Por Juan Pablo Sanguinetti

¿Cuándo fue la última vez que tomaste una pastilla de Ibuprofeno?

El Ibuprofeno puede ser una muy buena alternativa para solucionar un malestar pasajero. Un dolor de cabeza, una inflamación muscular. Rápido en su acción, accesible en disponibilidad y precio y fácil de tomar. Sin embargo, puede tener efectos paradojales cuando se trata de abordar una situación más compleja; puede ocultar los síntomas y así dificultar un diagnóstico preciso y, como consecuencia, cómo encarar un tratamiento.

Hace un tiempo conversábamos con Fran Chuan –un referente en estos temas- como en algunas organizaciones sucede algo similar respecto a los procesos de Cambio e Innovación: buscan una solución rápida, accesible, fácil de implementar y que genera una sensación de bienestar casi de inmediato. No resuelve los temas de fondo pero brinda calma y genera la sensación de estar bajo control y en el buen camino.

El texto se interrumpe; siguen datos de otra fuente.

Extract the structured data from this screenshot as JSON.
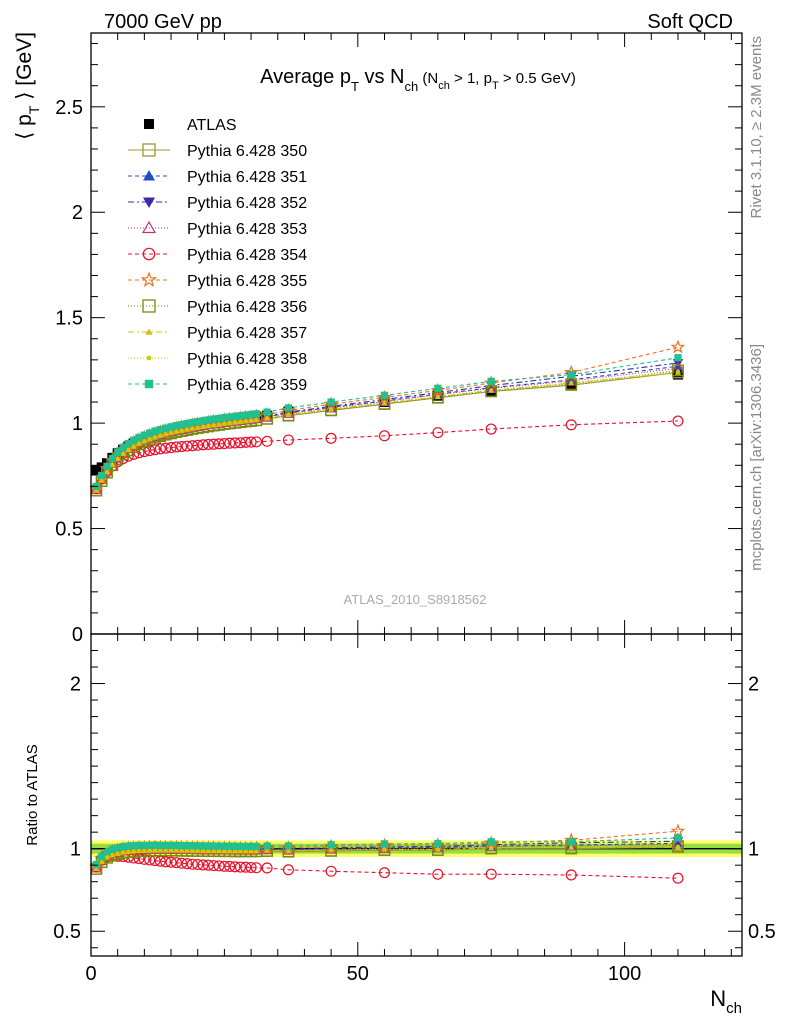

Es así que desfilan kick off con alta producción (hoteles, catering, merchandising) para el lanzamiento del Proyecto (con un título preferentemente local para dar sensación de customización y cercanía) y un menú de acciones de capacitación, talleres con metodologías participativas, un speaker motivacional, planes de comunicación interna con mensajes estimulantes e instancias de seguimiento.

En algunos casos –los menos- funciona. En la mayoría, no. ¿Por qué?

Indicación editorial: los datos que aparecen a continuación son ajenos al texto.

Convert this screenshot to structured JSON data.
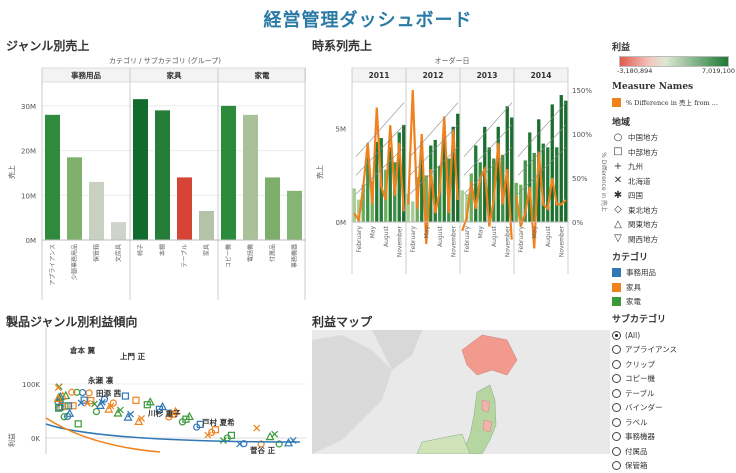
{
  "page": {
    "title": "経営管理ダッシュボード"
  },
  "genre_sales": {
    "title": "ジャンル別売上",
    "header": "カテゴリ / サブカテゴリ (グループ)",
    "ylabel": "売上",
    "yticks": [
      "30M",
      "20M",
      "10M",
      "0M"
    ],
    "groups": [
      {
        "name": "事務用品",
        "items": [
          {
            "label": "アプライアンス",
            "value": 28,
            "color": "#2e8b3e"
          },
          {
            "label": "少額事務用品",
            "value": 18.5,
            "color": "#7fb16d"
          },
          {
            "label": "保管箱",
            "value": 13,
            "color": "#c9cfc1"
          },
          {
            "label": "文房具",
            "value": 4,
            "color": "#cfd3ca"
          }
        ]
      },
      {
        "name": "家具",
        "items": [
          {
            "label": "椅子",
            "value": 31.5,
            "color": "#116b2c"
          },
          {
            "label": "本棚",
            "value": 29,
            "color": "#267d37"
          },
          {
            "label": "テーブル",
            "value": 14,
            "color": "#d64436"
          },
          {
            "label": "家具",
            "value": 6.5,
            "color": "#b5c3a8"
          }
        ]
      },
      {
        "name": "家電",
        "items": [
          {
            "label": "コピー機",
            "value": 30,
            "color": "#2b8a3c"
          },
          {
            "label": "電話機",
            "value": 28,
            "color": "#a9c199"
          },
          {
            "label": "付属品",
            "value": 14,
            "color": "#7dae6b"
          },
          {
            "label": "事務機器",
            "value": 11,
            "color": "#86b474"
          }
        ]
      }
    ]
  },
  "time_sales": {
    "title": "時系列売上",
    "header": "オーダー日",
    "ylabel": "売上",
    "ylabel2": "% Difference in 売上",
    "yticks": [
      "5M",
      "0M"
    ],
    "y2ticks": [
      "150%",
      "100%",
      "50%",
      "0%"
    ],
    "years": [
      "2011",
      "2012",
      "2013",
      "2014"
    ],
    "months": [
      "February",
      "May",
      "August",
      "November"
    ],
    "bars": [
      [
        1.8,
        1.2,
        2.0,
        3.5,
        2.2,
        4.3,
        4.5,
        2.8,
        4.0,
        3.2,
        4.8,
        5.2
      ],
      [
        1.5,
        1.1,
        2.4,
        4.0,
        2.5,
        4.1,
        4.4,
        3.0,
        4.6,
        3.4,
        5.1,
        5.8
      ],
      [
        1.7,
        1.5,
        2.6,
        4.1,
        3.2,
        5.1,
        4.0,
        3.4,
        5.1,
        3.6,
        6.2,
        5.6
      ],
      [
        2.1,
        2.0,
        3.3,
        4.8,
        3.7,
        5.5,
        4.2,
        4.0,
        6.3,
        4.0,
        6.8,
        6.5
      ]
    ],
    "pct": [
      [
        10,
        2,
        40,
        90,
        20,
        130,
        40,
        25,
        110,
        30,
        90,
        12
      ],
      [
        20,
        150,
        15,
        100,
        -25,
        60,
        10,
        35,
        120,
        10,
        105,
        25
      ],
      [
        -10,
        5,
        45,
        15,
        50,
        60,
        -5,
        25,
        90,
        20,
        60,
        -20
      ],
      [
        30,
        -5,
        10,
        40,
        -30,
        80,
        20,
        15,
        50,
        20,
        20,
        25
      ]
    ]
  },
  "scatter": {
    "title": "製品ジャンル別利益傾向",
    "ylabel": "利益",
    "yticks": [
      "100K",
      "0K"
    ],
    "names": [
      "倉本 翼",
      "上門 正",
      "永瀬 凛",
      "田添 茜",
      "川杉 重子",
      "戸村 夏希",
      "菅谷 正"
    ]
  },
  "profit_map": {
    "title": "利益マップ"
  },
  "legend": {
    "profit": {
      "title": "利益",
      "min": "-3,180,894",
      "max": "7,019,100"
    },
    "measure": {
      "title": "Measure Names",
      "item": "% Difference in 売上 from ..."
    },
    "region": {
      "title": "地域",
      "items": [
        {
          "sym": "○",
          "label": "中国地方"
        },
        {
          "sym": "□",
          "label": "中部地方"
        },
        {
          "sym": "+",
          "label": "九州"
        },
        {
          "sym": "✕",
          "label": "北海道"
        },
        {
          "sym": "✱",
          "label": "四国"
        },
        {
          "sym": "◇",
          "label": "東北地方"
        },
        {
          "sym": "△",
          "label": "関東地方"
        },
        {
          "sym": "▽",
          "label": "関西地方"
        }
      ]
    },
    "category": {
      "title": "カテゴリ",
      "items": [
        {
          "label": "事務用品",
          "color": "#2f78b5"
        },
        {
          "label": "家具",
          "color": "#f0821e"
        },
        {
          "label": "家電",
          "color": "#3a9a3a"
        }
      ]
    },
    "subcategory": {
      "title": "サブカテゴリ",
      "items": [
        "(All)",
        "アプライアンス",
        "クリップ",
        "コピー機",
        "テーブル",
        "バインダー",
        "ラベル",
        "事務機器",
        "付属品",
        "保管箱"
      ]
    }
  },
  "colors": {
    "accent": "#2a7aa5",
    "orange": "#f0821e"
  }
}
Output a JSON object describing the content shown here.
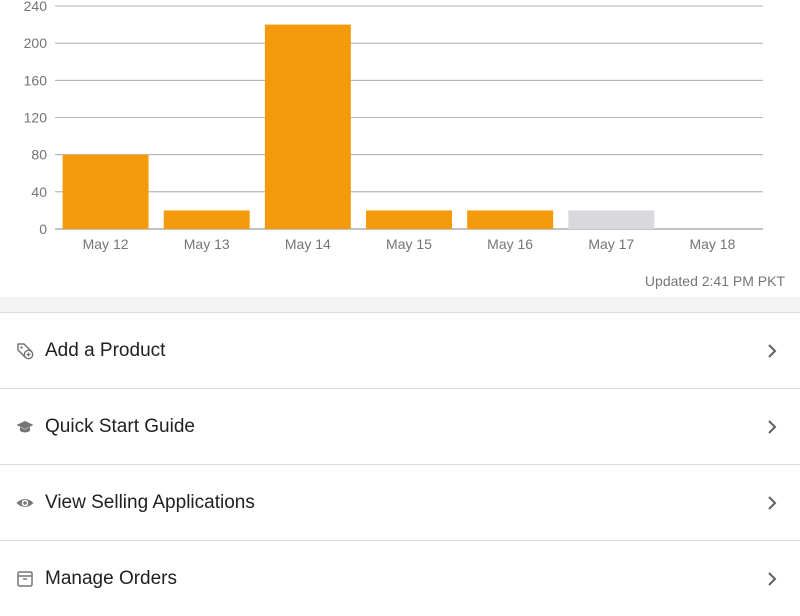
{
  "chart_data": {
    "type": "bar",
    "categories": [
      "May 12",
      "May 13",
      "May 14",
      "May 15",
      "May 16",
      "May 17",
      "May 18"
    ],
    "values": [
      80,
      20,
      220,
      20,
      20,
      20,
      0
    ],
    "yticks": [
      "0",
      "40",
      "80",
      "120",
      "160",
      "200",
      "240"
    ],
    "ylim": [
      0,
      240
    ],
    "grid": true,
    "colors": {
      "bar": "#f59a0b",
      "bar_pending": "#d9d8dc",
      "grid": "#9e9e9e",
      "tick_text": "#757575"
    },
    "pending_categories": [
      "May 17"
    ]
  },
  "updated_text": "Updated 2:41 PM PKT",
  "menu": {
    "items": [
      {
        "label": "Add a Product",
        "icon": "tag-add-icon"
      },
      {
        "label": "Quick Start Guide",
        "icon": "graduation-cap-icon"
      },
      {
        "label": "View Selling Applications",
        "icon": "eye-icon"
      },
      {
        "label": "Manage Orders",
        "icon": "box-icon"
      }
    ]
  }
}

Porque la mayoría de los retos importantes (y desplegar una Cultura de la Innovación sin dudas lo es) requiere soluciones igualmente importantes.

1. Tomar la decisión de mejorar y abocarse a hacerlo (nadie se “cura” con declaraciones voluntaristas sino con acciones concretas).
2. Una dosis importante de coraje para enfrentarse con 2 grandes retos: el pasado/presente (sobre todo si resultó razonablemente exitoso) y el futuro, que ofrece cada vez menos garantías y seguridades.
3. También es necesario trabajar con métodos que tienen un norte definido y una adaptación del despliegue apropiada para cada caso y sabiendo que la infalibilidad no existe; sí las probabilidades.

Si el malestar es pasajero, la solución también puede serla. De lo contrario, no hay que sorprenderse si luego de un tiempo estamos igual… o peor.